Когда поезд выехал из Зальцбурга, я сходил за пакетом, лег в кровать и стал просматривать колонку новостей мюнхенской вечерней газеты, которую купил на вокзале. «Тяжелая автокатастрофа на Баварском мосту». Я перечитал это сообщение дважды очень внимательно. В нем писали, что в ночь на субботу автомобиль снес заграждение на Баварском мосту и упал вниз. Оба пассажира погибли. Машина выгорела, люди обуглились до неузнаваемости. По номеру машины удалось определить, что она принадлежит Роберту Мордштайну из Мюнхена. Погибшая, вероятно, его жена Иоланта. Я выбросил газету в окно и заснул.
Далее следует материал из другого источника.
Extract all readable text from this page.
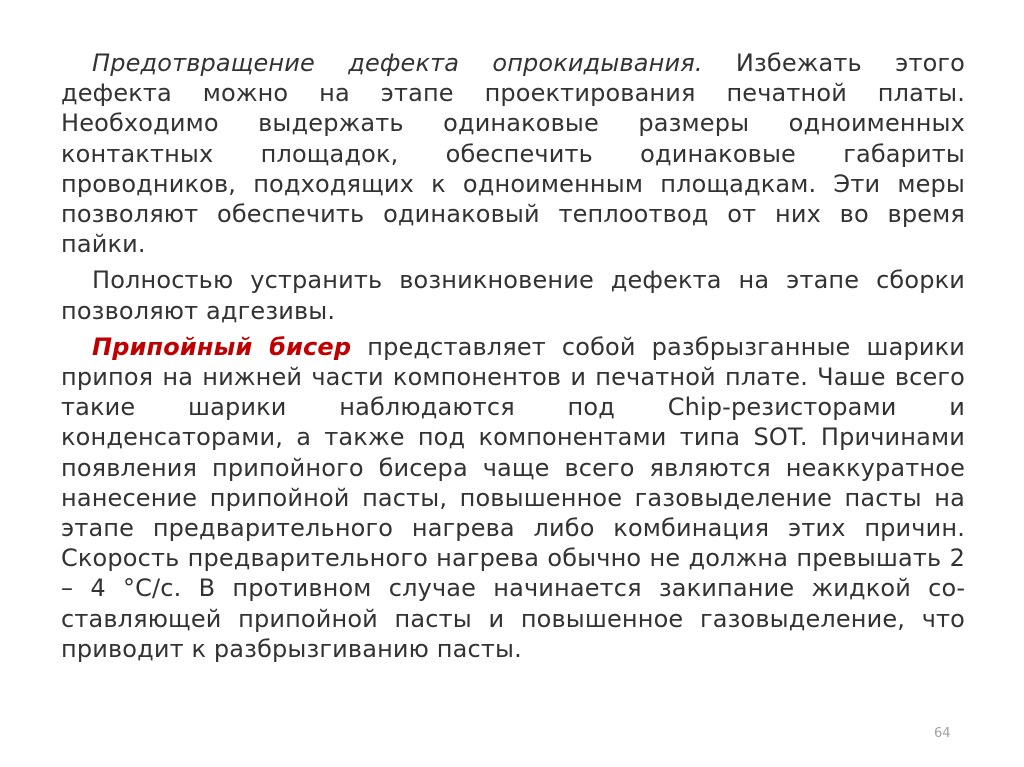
Предотвращение дефекта опрокидывания. Избежать этого дефекта можно на этапе проектирования печатной платы. Необходимо выдержать одинаковые размеры одноименных контактных площадок, обеспечить одинаковые габариты проводников, подходящих к одноименным площадкам. Эти меры позволяют обеспечить одинаковый теплоотвод от них во время пайки.

Полностью устранить возникновение дефекта на этапе сборки позволяют адгезивы.

Припойный бисер представляет собой разбрызганные шарики припоя на нижней части компонентов и печатной плате. Чаше всего такие шарики наблюдаются под Chip-резисторами и конденсаторами, а также под компонентами типа SOT. Причинами появления припойного бисера чаще всего являются неаккуратное нанесение припойной пасты, повышенное газовыделение пасты на этапе предварительного нагрева либо комбинация этих причин. Скорость предварительного нагрева обычно не должна превышать 2 – 4 °С/с. В противном случае начинается закипание жидкой составляющей припойной пасты и повышенное газовыделение, что приводит к разбрызгиванию пасты.

64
В воскресенье в десять часов утра я снова был в своей квартире на улице Райснера.
Я принял ванну и сменил одежду, так как был очень грязным. В двенадцать часов я позвонил Вильме. Ее не было дома. Я позвонил ей на работу, затем в театр. В бюро вообще никто не отвечал, а в театре к телефону подошел Феликс.